Please open IsSelfVirtual.lava in LavaPE.
Motivation of rule 9 in our section on Lava support for genericity, design patterns, and frameworks, which reads:
Roughly spoken, the reason for this rule is that a type cannot be used as a virtual and as a non-virtual type at the same time within the containing pattern, similarly as in C++ a member function of a class cannot be virtual and non-virtual at the same time.
In the C++ case it would not be clear otherwise whether a concrete invocation of that function should be executed as a virtual or as a non-virtual call.
In Lava, without the above rule it would not be clear at check time (but only at run time) whether the type of the special variable self is virtual or non-virtual. As a consequence, a static type check would not be possible in important cases, viz. if self occurs on the right-hand side of assignments or as an input parameter of a function call. In more detail:
Assume that a member function f of a Lava class A is called with a "call variable" c:
call c.f(...)
and that A is the value of some virtual type vt:
<vt> = A
Now if self is assigned to some variable within f then we ought to know whether the type of self is virtual or not, in order to apply the type compatibility rules in our section on "Static type-safety of Lava ".

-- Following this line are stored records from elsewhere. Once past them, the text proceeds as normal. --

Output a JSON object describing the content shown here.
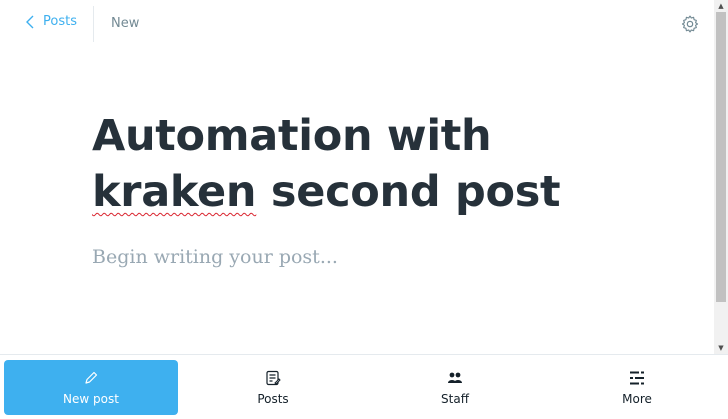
{
  "header": {
    "back_label": "Posts",
    "status": "New"
  },
  "editor": {
    "title_line1": "Automation with",
    "title_word_misspelled": "kraken",
    "title_rest": " second post",
    "body_placeholder": "Begin writing your post..."
  },
  "nav": {
    "items": [
      {
        "label": "New post",
        "icon": "pencil-icon",
        "active": true
      },
      {
        "label": "Posts",
        "icon": "posts-icon"
      },
      {
        "label": "Staff",
        "icon": "staff-icon"
      },
      {
        "label": "More",
        "icon": "more-icon"
      }
    ]
  },
  "colors": {
    "accent": "#3eb0ef",
    "title": "#26313a",
    "placeholder": "#99a8b3",
    "muted": "#738a94"
  }
}
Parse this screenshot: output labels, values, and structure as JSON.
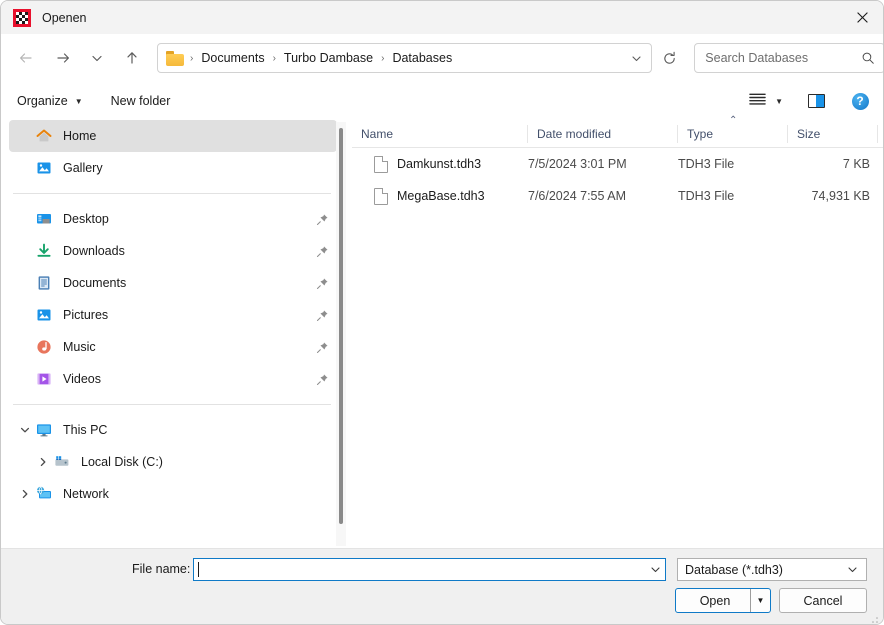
{
  "window": {
    "title": "Openen",
    "app_icon": "checkered-flag-icon",
    "close_label": "✕"
  },
  "nav": {
    "back_icon": "←",
    "forward_icon": "→",
    "recent_icon": "⌄",
    "up_icon": "↑",
    "breadcrumbs": [
      "Documents",
      "Turbo Dambase",
      "Databases"
    ],
    "separator": "›",
    "refresh_icon": "refresh-icon"
  },
  "search": {
    "placeholder": "Search Databases",
    "icon": "search-icon"
  },
  "toolbar": {
    "organize_label": "Organize",
    "organize_caret": "▼",
    "new_folder_label": "New folder",
    "view_icon": "view-list-icon",
    "view_caret": "▼",
    "preview_pane_icon": "preview-pane-icon",
    "help_label": "?"
  },
  "sidebar": {
    "items": [
      {
        "label": "Home",
        "icon": "home-icon",
        "selected": true,
        "pinned": false,
        "level": 1,
        "chevron": ""
      },
      {
        "label": "Gallery",
        "icon": "gallery-icon",
        "selected": false,
        "pinned": false,
        "level": 1,
        "chevron": ""
      },
      {
        "label": "Desktop",
        "icon": "desktop-icon",
        "selected": false,
        "pinned": true,
        "level": 1,
        "chevron": ""
      },
      {
        "label": "Downloads",
        "icon": "downloads-icon",
        "selected": false,
        "pinned": true,
        "level": 1,
        "chevron": ""
      },
      {
        "label": "Documents",
        "icon": "documents-icon",
        "selected": false,
        "pinned": true,
        "level": 1,
        "chevron": ""
      },
      {
        "label": "Pictures",
        "icon": "pictures-icon",
        "selected": false,
        "pinned": true,
        "level": 1,
        "chevron": ""
      },
      {
        "label": "Music",
        "icon": "music-icon",
        "selected": false,
        "pinned": true,
        "level": 1,
        "chevron": ""
      },
      {
        "label": "Videos",
        "icon": "videos-icon",
        "selected": false,
        "pinned": true,
        "level": 1,
        "chevron": ""
      },
      {
        "label": "This PC",
        "icon": "this-pc-icon",
        "selected": false,
        "pinned": false,
        "level": 1,
        "chevron": "⌄"
      },
      {
        "label": "Local Disk (C:)",
        "icon": "local-disk-icon",
        "selected": false,
        "pinned": false,
        "level": 2,
        "chevron": "›"
      },
      {
        "label": "Network",
        "icon": "network-icon",
        "selected": false,
        "pinned": false,
        "level": 1,
        "chevron": "›"
      }
    ],
    "pin_icon": "pin-icon"
  },
  "filelist": {
    "columns": [
      "Name",
      "Date modified",
      "Type",
      "Size"
    ],
    "sort_indicator": "⌃",
    "rows": [
      {
        "name": "Damkunst.tdh3",
        "date": "7/5/2024 3:01 PM",
        "type": "TDH3 File",
        "size": "7 KB"
      },
      {
        "name": "MegaBase.tdh3",
        "date": "7/6/2024 7:55 AM",
        "type": "TDH3 File",
        "size": "74,931 KB"
      }
    ]
  },
  "footer": {
    "filename_label": "File name:",
    "filename_value": "",
    "filename_placeholder": "",
    "filetype_value": "Database (*.tdh3)",
    "filetype_chevron": "⌄",
    "open_label": "Open",
    "open_split_caret": "▼",
    "cancel_label": "Cancel"
  },
  "colors": {
    "accent": "#0f7ac7",
    "titlebar_bg": "#f3f3f3",
    "footer_bg": "#f0f0f0",
    "selection": "#e0e0e0",
    "app_icon_red": "#e8112d"
  }
}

The type of self apparently will comply with the type of c. The latter isn't known, however, when the body of f is checked, rather it is known only at run time. If we could choose to declare c as being of the virtual type <vt>:
<vt> c;
or also as being of the concrete type A:
A c;
then we couldn't decide at check time whether the type of self is virtual or not. Rule 9 excludes the second case and this way enables a static type check by removing this ambiguity.
Look into the implementation of function A::fa.